Prof. Daniela Rus, director of CSAIL, speaks with Boston Globe reporter Evan Sellinger about her new book, “The Heart and the Chip: Our Bright Future With Robots,” in which she makes the case that in the future robots and humans will be able to team up to create a better world. “I want to highlight that machines don’t have to compete with humans, because we each have different strengths. Humans have wisdom. Machines have speed, can process large numbers, and can do many dull, dirty, and dangerous tasks,” Rus explains. “I see robots as helpers for our jobs. They’ll take on the routine, repetitive tasks, ensuring human workers focus on more complex and meaningful work.”

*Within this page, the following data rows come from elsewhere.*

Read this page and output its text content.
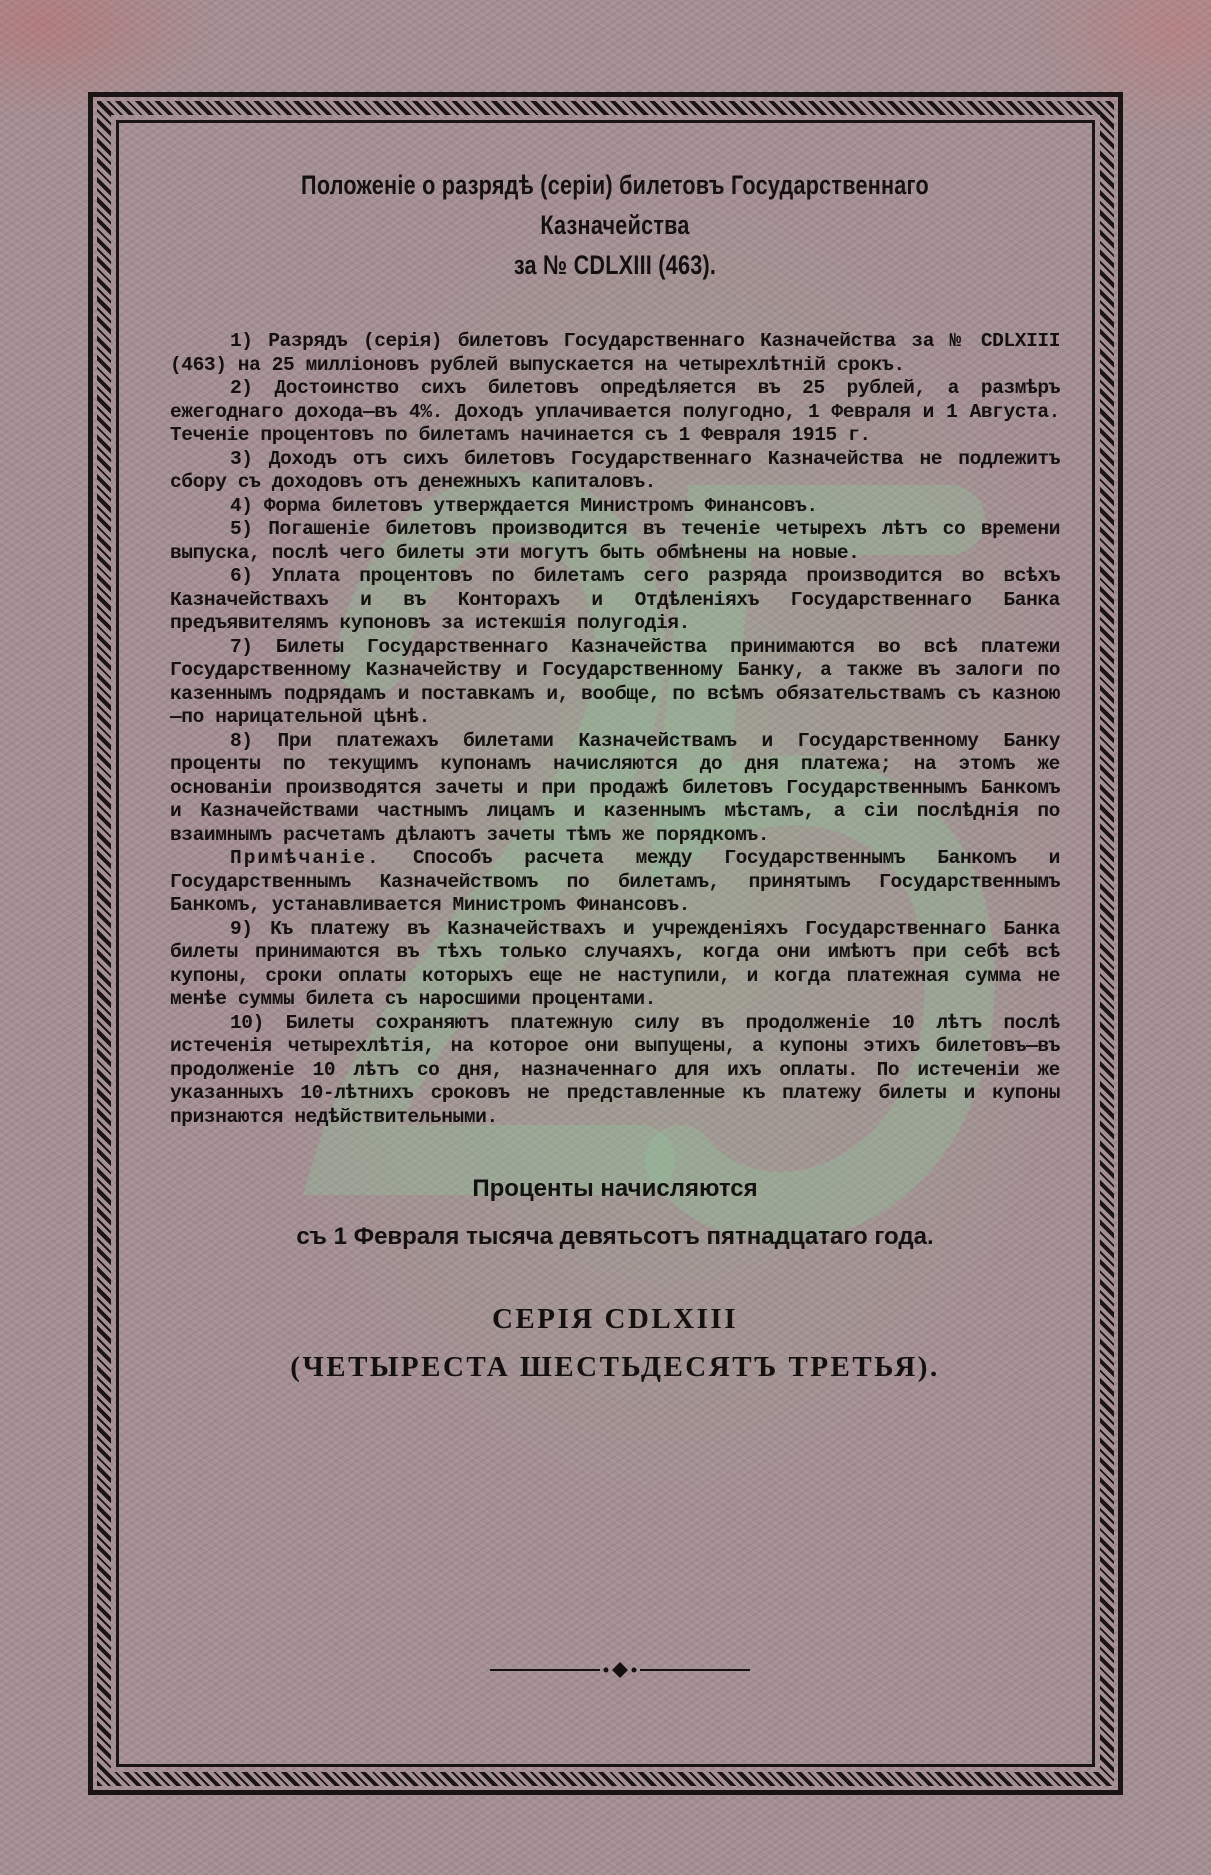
Положеніе о разрядѣ (серіи) билетовъ Государственнаго Казначейства
за № CDLXIII (463).

1) Разрядъ (серія) билетовъ Государственнаго Казначейства за № CDLXIII (463) на 25 милліоновъ рублей выпускается на четырехлѣтній срокъ.

2) Достоинство сихъ билетовъ опредѣляется въ 25 рублей, а размѣръ ежегоднаго дохода—въ 4%. Доходъ уплачивается полугодно, 1 Февраля и 1 Августа. Теченіе процентовъ по билетамъ начинается съ 1 Февраля 1915 г.

3) Доходъ отъ сихъ билетовъ Государственнаго Казначейства не подлежитъ сбору съ доходовъ отъ денежныхъ капиталовъ.

4) Форма билетовъ утверждается Министромъ Финансовъ.

5) Погашеніе билетовъ производится въ теченіе четырехъ лѣтъ со времени выпуска, послѣ чего билеты эти могутъ быть обмѣнены на новые.

6) Уплата процентовъ по билетамъ сего разряда производится во всѣхъ Казначействахъ и въ Конторахъ и Отдѣленіяхъ Государственнаго Банка предъявителямъ купоновъ за истекшія полугодія.

7) Билеты Государственнаго Казначейства принимаются во всѣ платежи Государственному Казначейству и Государственному Банку, а также въ залоги по казеннымъ подрядамъ и поставкамъ и, вообще, по всѣмъ обязательствамъ съ казною—по нарицательной цѣнѣ.

8) При платежахъ билетами Казначействамъ и Государственному Банку проценты по текущимъ купонамъ начисляются до дня платежа; на этомъ же основаніи производятся зачеты и при продажѣ билетовъ Государственнымъ Банкомъ и Казначействами частнымъ лицамъ и казеннымъ мѣстамъ, а сіи послѣднія по взаимнымъ расчетамъ дѣлаютъ зачеты тѣмъ же порядкомъ.

Примѣчаніе. Способъ расчета между Государственнымъ Банкомъ и Государственнымъ Казначействомъ по билетамъ, принятымъ Государственнымъ Банкомъ, устанавливается Министромъ Финансовъ.

9) Къ платежу въ Казначействахъ и учрежденіяхъ Государственнаго Банка билеты принимаются въ тѣхъ только случаяхъ, когда они имѣютъ при себѣ всѣ купоны, сроки оплаты которыхъ еще не наступили, и когда платежная сумма не менѣе суммы билета съ наросшими процентами.

10) Билеты сохраняютъ платежную силу въ продолженіе 10 лѣтъ послѣ истеченія четырехлѣтія, на которое они выпущены, а купоны этихъ билетовъ—въ продолженіе 10 лѣтъ со дня, назначеннаго для ихъ оплаты. По истеченіи же указанныхъ 10-лѣтнихъ сроковъ не представленные къ платежу билеты и купоны признаются недѣйствительными.

Проценты начисляются
съ 1 Февраля тысяча девятьсотъ пятнадцатаго года.
СЕРІЯ CDLXIII
(ЧЕТЫРЕСТА ШЕСТЬДЕСЯТЪ ТРЕТЬЯ).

Writing for the Financial Times, Prof. Kristin Forbes delves into her new study examining how quantitative tightening (QT) programs impact markets. “QT programs have, so far, been working as central banks intended,” Forbes writes. “At the same time, they have provided a small degree of support for central banks’ efforts to tighten financial conditions, with minimal impact on market functioning and liquidity. QT has worked in the opposite direction to quantitative easing, but the effects are much, much more muted.”
Prof. Stuart Madnick speaks with CNBC reporter Kevin Williams about how the rise of generative AI technologies could lead to cyberattacks on physical infrastructure. “If you cause a power plant to stop from a typical cyberattack, it will be back up and online pretty quickly,” Madnick explains, “but if hackers cause it to explode or burn down, you are not back online a day or two later; it will be weeks and months because a lot of the parts in these specialized systems are custom made.”